Process Flow : The remote server receives the request, synchronizes code, applies patches, compiles, and returns the result. After a successful build, the local machine downloads the APK and installs it. This flow differs from local development where compilation occurs on the developer’s machine.

Advantages :

Correct environment

Parallel concurrency support

Accelerated compilation speed

Freeing local machines for logic development

Full source compilation (no cache mode)

Disadvantages :

Learning curve

Some tasks still require local compilation for code indexing

Local incremental compilation disabled, relying on remote cache

Increased maintenance cost for build machines

Random machine allocation can cause contention and waiting

Cache utilization not optimal, room for speed improvement

Continuous Optimization & VIP Mode : Initially 10 build instances served a small group. As usage grew, contention appeared, prompting a VIP mode for exclusive machine access or higher priority. Architecture changes added a second SLB layer and improved caching.

Optimization Measures :

Increase instance count and concurrency (e.g., 10C50G for single‑user, 30C100G for multi‑user)

Use network proxies or internal mirrors for Docker images, Android SDK/NDK, Gradle, Maven

Reduce instance restarts to preserve caches

Implement hot‑update mechanisms for services

Pre‑warm build services and code repositories

Preserve working directories per user/machine

Leverage Gradle Remote Cache

Intelligent scheduling based on user frequency

Network optimization (wired vs. Wi‑Fi)

Distributed Compilation : As module count grew, tasks like DexBuild and DexMerge became bottlenecks. The solution splits heavy tasks across idle machines. Example code shows hooking into com.android.builder.dexing.D8DexArchiveBuilder.convert to dispatch DexBuild to remote workers.

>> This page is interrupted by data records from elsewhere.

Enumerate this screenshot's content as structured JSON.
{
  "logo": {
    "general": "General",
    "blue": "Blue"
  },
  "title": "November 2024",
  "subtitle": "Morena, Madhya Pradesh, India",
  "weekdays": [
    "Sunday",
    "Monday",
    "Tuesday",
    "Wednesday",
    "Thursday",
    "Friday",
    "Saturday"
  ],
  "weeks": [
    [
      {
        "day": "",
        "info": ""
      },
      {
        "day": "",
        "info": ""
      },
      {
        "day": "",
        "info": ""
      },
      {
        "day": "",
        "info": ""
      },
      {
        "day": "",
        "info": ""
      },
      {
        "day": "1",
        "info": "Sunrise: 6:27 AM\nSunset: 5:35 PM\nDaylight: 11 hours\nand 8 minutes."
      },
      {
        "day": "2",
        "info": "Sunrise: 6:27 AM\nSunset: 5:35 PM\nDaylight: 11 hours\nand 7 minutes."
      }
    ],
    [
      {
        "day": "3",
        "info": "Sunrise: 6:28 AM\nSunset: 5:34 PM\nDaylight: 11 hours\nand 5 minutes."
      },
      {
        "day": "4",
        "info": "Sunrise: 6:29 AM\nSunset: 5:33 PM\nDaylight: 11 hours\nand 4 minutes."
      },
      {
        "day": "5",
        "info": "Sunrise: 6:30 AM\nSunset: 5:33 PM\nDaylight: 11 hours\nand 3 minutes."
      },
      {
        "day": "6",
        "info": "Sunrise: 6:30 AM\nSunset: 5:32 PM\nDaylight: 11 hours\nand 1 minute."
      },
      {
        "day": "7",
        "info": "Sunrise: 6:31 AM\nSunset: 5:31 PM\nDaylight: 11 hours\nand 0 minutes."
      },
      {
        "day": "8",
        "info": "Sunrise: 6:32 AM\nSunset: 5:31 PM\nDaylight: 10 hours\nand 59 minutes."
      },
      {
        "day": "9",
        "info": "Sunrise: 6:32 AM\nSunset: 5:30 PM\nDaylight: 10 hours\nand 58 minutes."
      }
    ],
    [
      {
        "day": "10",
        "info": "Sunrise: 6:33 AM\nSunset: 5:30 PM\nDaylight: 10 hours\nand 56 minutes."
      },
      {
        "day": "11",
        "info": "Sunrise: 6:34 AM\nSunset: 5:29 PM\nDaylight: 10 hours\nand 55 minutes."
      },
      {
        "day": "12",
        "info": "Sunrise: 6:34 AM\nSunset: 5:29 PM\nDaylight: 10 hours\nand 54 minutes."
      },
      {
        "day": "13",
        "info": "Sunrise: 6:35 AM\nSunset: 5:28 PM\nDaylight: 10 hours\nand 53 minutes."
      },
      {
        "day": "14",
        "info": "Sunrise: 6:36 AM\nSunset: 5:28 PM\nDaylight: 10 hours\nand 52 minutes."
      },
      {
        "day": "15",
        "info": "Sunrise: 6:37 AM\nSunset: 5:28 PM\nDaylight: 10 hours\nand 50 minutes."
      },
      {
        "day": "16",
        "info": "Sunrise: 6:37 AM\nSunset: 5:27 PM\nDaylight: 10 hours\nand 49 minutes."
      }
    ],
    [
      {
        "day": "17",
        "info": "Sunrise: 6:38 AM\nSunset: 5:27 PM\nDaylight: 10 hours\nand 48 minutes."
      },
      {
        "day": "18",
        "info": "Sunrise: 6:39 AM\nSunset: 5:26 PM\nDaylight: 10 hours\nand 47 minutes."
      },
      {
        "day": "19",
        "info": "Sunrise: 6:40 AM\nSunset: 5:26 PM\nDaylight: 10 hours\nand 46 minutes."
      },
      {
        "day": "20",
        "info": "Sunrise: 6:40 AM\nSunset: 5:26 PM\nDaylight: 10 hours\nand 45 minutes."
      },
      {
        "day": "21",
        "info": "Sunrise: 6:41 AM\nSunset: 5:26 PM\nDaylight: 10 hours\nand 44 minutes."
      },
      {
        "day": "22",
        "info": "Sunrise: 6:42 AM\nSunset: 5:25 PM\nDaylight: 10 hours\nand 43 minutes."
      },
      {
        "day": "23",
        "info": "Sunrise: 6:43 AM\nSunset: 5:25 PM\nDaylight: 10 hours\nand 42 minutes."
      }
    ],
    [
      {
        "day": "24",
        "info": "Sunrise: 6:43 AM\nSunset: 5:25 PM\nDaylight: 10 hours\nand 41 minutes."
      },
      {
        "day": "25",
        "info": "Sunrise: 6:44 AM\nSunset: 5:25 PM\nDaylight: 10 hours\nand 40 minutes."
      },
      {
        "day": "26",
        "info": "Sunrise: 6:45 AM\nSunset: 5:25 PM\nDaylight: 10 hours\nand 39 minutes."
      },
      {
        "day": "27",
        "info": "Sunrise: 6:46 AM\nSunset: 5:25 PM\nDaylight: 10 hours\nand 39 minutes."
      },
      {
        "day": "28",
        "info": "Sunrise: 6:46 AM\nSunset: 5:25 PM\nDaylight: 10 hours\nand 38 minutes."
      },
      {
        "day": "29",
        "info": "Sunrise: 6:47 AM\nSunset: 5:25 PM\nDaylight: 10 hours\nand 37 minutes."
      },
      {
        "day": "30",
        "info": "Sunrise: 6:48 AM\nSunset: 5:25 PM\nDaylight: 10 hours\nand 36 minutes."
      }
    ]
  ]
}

package com.android.builder.dexing;
// Partial code omitted for brevity
final class D8DexArchiveBuilder extends DexArchiveBuilder {
@Override
public void convert(@NonNull Stream<ClassFileEntry> input, @NonNull Path output, @Nullable DependencyGraphUpdater<File> desugarGraphUpdater) throws DexArchiveBuilderException {
D8DiagnosticsHandler d8DiagnosticsHandler = new InterceptingDiagnosticsHandler();
try {
D8Command.Builder builder = D8Command.builder(d8DiagnosticsHandler);
// ... configuration ...
D8.run(builder.build(), MoreExecutors.newDirectExecutorService());
} catch (Throwable e) {
throw getExceptionToRethrow(e, d8DiagnosticsHandler);
}
}
}

A Kotlin hook replaces the original method to forward the work to a remote executor:

/**
* @see com.android.builder.dexing.D8DexArchiveBuilder.convert
*/
private fun hookBuilder() {
val dst = pool.get("com.android.builder.dexing.D8DexArchiveBuilder")
if (dst.isFrozen) {
log.error("clazz ${dst.simpleName} is frozen")
return
}
dst.getDeclaredMethod("convert").aopReplace(object : MethodInvokeCallback {
override fun invoke(self: Any, method: String, args: List
) {
XbuildDexBuilder().convert(self, args[0] as Stream<ClassFileEntry>, args[1] as Path, args[2] as DependencyGraphUpdater<File>?)
}
})
}

Tests show that distributing DexBuild reduces task duration under normal load. Similar hooks can be applied to DexMerge, splitting large input sets (e.g., 1000 files) into groups and processing them remotely, achieving significant time savings.

Results :

Random mode: average build time ~5 min (cold 5‑10 min, hot 3‑7 min)

VIP mode: average build time ~3 min (cold 4‑8 min, hot 1.5‑4 min, best case 20 s)

Demonstration : Local build command ./gradlew :app:assembleDebug -q -s corresponds to cloud build hub -b ":app:assembleDebug -q -s" --vip . Screenshots illustrate build logs, instance lists, and real‑time logs.

Future Plans :

Cloud simulators and devices for testing

Cloud‑based IDEs and remote development environments

The presentation concludes with an invitation for feedback and interaction.